Interactivist Summer Institute

July 22 - 26, 2003

Copenhagen


Two New Principles of Interactivist Architecture:

Microgenesis and Themes.

Mark H. Bickhard

Standard computationalist models construe process as programs operating on encoded symbols, or as representational activation vectors coursing through state space. There is more wrong with such models than just their encodingist notions of representation; there is also a fundamental restriction of kinds of dynamics to those that either operate on, or are engaged in by, representations. The interactivist model opens up the possibilities of relevant dynamics in multiple and multifarious ways.

One crucially important example is that of microgenesis. Microgenesis has to do with the ongoing micro-construction of modes of interactive functioning. Ironically, there is something akin to microgenesis in computers, but, for all the damage done by crude importations of computer metaphors into models of cognition, this aspect of computer functioning is relegated to a mere implementational level, and it is never considered that there may be comparable processes in cognition.
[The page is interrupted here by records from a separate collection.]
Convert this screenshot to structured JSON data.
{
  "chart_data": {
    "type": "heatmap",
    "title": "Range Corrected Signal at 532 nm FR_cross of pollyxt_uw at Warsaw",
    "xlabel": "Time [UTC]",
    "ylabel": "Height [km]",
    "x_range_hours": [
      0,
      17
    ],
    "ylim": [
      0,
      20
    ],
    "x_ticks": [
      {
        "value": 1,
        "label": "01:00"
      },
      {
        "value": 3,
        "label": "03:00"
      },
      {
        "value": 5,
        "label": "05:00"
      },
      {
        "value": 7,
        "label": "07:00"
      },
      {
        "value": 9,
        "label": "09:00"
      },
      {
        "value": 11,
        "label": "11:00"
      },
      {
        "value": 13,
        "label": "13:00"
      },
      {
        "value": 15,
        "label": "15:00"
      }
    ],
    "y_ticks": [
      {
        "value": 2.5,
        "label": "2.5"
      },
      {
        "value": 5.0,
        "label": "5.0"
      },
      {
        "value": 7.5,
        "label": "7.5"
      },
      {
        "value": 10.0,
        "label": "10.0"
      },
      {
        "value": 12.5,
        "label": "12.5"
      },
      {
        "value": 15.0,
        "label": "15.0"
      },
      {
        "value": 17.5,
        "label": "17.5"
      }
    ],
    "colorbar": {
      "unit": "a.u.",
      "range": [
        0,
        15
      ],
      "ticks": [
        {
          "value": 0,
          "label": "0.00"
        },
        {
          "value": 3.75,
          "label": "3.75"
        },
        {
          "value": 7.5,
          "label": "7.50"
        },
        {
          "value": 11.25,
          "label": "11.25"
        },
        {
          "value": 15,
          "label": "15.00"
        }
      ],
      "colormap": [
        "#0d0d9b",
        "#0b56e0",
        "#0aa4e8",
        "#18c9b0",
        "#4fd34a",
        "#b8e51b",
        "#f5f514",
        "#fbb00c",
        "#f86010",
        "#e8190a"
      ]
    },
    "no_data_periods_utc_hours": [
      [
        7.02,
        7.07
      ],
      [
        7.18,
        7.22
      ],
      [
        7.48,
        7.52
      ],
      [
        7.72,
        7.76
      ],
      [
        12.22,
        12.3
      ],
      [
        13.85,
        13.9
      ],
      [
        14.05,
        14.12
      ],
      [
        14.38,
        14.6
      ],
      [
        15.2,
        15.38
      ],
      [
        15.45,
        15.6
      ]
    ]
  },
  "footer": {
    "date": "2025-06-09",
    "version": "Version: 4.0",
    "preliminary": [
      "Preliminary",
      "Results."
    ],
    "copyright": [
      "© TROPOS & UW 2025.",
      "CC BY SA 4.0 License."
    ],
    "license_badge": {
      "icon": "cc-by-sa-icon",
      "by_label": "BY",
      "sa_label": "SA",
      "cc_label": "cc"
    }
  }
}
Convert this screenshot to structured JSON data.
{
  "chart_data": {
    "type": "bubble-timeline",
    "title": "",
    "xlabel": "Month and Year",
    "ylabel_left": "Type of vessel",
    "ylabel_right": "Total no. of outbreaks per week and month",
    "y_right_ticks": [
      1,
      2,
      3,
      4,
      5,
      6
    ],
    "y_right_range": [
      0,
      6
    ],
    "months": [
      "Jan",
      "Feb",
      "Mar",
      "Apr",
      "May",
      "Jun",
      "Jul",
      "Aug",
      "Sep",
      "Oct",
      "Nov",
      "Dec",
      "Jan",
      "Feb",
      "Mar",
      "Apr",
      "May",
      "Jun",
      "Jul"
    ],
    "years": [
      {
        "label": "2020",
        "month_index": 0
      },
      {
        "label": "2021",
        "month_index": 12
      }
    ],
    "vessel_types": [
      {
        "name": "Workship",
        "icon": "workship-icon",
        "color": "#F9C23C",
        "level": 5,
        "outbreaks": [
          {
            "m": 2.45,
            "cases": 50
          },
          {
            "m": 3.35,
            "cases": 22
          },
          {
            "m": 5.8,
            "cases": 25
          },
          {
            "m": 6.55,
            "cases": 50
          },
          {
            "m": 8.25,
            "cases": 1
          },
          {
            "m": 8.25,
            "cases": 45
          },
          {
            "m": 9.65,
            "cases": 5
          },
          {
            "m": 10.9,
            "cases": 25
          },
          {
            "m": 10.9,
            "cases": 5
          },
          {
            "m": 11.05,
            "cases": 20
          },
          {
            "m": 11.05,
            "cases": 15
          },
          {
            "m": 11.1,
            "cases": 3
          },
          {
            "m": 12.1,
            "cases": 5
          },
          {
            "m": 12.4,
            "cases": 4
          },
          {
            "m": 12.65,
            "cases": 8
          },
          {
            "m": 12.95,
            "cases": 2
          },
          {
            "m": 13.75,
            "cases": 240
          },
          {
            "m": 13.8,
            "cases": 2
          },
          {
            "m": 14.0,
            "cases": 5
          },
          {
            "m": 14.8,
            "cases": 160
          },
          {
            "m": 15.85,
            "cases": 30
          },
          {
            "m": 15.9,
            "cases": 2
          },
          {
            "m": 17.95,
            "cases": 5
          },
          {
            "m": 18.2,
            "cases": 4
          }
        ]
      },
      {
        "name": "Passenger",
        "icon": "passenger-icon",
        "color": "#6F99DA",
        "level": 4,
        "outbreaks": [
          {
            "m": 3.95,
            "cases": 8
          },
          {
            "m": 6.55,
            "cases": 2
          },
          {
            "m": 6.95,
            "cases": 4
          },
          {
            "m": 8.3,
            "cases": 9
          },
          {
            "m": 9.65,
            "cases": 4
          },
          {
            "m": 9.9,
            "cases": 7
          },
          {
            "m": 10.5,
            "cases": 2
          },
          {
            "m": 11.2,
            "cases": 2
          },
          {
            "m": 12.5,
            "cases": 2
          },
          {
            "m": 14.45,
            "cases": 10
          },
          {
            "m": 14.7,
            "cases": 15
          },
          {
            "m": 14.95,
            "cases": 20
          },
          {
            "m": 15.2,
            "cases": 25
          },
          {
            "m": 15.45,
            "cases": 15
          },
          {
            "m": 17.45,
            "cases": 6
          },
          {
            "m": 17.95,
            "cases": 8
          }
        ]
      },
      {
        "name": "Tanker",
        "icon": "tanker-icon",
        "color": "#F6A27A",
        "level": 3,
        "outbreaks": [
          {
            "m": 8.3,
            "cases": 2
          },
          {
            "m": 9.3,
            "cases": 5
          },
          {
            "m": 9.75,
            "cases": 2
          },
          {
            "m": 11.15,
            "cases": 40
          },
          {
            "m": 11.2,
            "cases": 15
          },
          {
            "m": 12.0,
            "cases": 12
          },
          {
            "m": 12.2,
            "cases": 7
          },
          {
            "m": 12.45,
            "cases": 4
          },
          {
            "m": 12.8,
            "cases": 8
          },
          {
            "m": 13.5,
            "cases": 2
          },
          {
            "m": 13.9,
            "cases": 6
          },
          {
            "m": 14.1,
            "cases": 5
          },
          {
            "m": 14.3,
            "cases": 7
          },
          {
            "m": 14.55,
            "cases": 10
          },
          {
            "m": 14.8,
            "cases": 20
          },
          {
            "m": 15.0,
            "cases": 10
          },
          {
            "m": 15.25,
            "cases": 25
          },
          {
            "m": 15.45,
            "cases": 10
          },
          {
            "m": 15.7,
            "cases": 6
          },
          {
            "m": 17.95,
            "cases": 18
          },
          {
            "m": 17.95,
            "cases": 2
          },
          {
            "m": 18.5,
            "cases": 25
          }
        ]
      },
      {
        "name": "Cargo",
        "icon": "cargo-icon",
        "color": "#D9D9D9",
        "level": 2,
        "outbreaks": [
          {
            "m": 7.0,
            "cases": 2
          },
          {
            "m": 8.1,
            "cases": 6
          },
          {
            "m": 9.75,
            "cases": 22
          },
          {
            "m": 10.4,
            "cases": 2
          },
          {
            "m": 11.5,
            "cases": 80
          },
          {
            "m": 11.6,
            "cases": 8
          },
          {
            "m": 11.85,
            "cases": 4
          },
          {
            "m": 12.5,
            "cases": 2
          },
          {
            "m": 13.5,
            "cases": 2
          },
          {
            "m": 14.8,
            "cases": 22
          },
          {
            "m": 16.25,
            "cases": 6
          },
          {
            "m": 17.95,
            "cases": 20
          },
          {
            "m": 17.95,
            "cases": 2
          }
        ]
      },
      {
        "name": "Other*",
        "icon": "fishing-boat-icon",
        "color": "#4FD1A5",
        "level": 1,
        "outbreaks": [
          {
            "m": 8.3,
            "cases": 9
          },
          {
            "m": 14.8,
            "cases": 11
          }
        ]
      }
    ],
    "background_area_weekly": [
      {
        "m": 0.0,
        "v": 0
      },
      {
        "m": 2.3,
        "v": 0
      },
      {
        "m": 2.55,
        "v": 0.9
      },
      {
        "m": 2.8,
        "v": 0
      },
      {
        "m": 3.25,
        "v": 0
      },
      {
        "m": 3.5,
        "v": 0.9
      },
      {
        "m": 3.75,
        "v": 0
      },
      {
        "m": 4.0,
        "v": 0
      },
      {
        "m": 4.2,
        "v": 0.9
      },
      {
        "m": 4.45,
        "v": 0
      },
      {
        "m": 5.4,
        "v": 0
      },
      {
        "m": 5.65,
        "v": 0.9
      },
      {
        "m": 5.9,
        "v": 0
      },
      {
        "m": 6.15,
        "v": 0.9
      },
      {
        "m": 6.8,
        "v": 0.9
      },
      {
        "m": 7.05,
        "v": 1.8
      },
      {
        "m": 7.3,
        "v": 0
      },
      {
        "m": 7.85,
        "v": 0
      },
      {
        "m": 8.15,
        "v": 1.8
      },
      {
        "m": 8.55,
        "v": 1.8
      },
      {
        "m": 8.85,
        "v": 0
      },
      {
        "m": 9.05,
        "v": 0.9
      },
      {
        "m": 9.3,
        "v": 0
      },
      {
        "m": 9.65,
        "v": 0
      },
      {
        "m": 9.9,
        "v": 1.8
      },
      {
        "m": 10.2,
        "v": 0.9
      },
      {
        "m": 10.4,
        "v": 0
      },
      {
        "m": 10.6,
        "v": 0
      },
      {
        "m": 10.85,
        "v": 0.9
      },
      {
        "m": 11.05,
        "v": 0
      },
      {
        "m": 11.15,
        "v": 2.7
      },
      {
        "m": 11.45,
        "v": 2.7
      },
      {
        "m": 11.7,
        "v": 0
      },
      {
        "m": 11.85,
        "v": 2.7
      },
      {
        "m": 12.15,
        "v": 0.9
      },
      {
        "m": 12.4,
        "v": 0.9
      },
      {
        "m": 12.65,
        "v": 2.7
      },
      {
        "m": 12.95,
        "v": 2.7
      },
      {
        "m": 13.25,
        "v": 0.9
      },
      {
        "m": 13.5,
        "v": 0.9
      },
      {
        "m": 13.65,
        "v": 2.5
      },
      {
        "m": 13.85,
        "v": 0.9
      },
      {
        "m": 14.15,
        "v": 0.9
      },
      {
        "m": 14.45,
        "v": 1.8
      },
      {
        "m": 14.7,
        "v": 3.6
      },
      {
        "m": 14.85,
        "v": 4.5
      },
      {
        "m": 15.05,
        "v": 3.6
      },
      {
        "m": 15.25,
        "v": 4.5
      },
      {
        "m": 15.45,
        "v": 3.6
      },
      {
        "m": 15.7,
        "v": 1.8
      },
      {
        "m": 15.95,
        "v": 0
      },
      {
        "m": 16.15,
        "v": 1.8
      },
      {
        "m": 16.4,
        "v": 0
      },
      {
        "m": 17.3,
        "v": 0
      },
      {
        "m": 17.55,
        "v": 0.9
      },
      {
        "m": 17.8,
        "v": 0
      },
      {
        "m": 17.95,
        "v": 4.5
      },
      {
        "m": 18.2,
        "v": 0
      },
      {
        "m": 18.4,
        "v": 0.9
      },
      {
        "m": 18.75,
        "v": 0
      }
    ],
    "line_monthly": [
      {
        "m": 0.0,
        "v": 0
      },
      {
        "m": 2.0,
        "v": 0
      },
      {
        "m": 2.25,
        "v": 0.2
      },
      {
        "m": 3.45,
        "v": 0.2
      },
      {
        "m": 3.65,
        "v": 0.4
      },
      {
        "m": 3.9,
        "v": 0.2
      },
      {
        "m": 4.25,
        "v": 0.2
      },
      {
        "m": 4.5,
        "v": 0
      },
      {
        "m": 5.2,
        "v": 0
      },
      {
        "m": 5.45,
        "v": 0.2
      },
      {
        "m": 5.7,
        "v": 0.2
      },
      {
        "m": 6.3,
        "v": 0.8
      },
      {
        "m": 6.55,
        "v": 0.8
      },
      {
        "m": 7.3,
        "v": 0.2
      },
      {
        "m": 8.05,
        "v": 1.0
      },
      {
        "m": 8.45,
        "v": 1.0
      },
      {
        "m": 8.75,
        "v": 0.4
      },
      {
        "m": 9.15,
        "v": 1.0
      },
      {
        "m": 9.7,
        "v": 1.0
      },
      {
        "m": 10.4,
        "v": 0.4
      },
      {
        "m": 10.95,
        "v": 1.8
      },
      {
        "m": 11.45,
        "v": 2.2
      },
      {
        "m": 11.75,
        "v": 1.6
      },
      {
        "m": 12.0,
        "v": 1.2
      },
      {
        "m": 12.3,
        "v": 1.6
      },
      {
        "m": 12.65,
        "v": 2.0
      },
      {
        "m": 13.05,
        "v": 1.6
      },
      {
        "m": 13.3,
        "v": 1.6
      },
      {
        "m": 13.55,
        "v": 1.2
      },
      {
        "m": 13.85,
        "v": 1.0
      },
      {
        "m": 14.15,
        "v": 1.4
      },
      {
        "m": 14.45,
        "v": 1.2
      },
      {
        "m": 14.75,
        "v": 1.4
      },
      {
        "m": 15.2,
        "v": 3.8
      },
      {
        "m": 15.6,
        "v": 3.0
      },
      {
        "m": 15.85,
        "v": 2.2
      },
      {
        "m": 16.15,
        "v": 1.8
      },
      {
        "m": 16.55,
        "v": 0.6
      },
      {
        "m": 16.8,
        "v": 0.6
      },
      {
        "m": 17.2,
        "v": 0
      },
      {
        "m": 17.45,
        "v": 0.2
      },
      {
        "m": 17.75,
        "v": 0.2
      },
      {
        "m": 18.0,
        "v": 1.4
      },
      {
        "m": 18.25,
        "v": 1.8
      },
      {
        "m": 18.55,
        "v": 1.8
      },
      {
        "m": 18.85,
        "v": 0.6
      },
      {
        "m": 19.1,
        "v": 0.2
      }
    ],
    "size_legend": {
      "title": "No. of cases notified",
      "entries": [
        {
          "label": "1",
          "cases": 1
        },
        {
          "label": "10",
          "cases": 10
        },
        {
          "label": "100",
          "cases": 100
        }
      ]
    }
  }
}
In fact, microgenesis is a dynamic architectural principle that is essential to modeling heuristic learning and problem solving; analogy, metaphor, and similarity; and multiple other cognitive phenomena.

Another example is that of themes. Themes are functional relationships among dynamic processes that specify aspects or properties of interactions and representations, rather than actions or subactions, or representations or subrepresentations, per se. Themes are essential to modeling higher cognition, and yet can be found in the architectural and dynamic principles of cockroaches. As usual, there is no natural place for themes in standard models.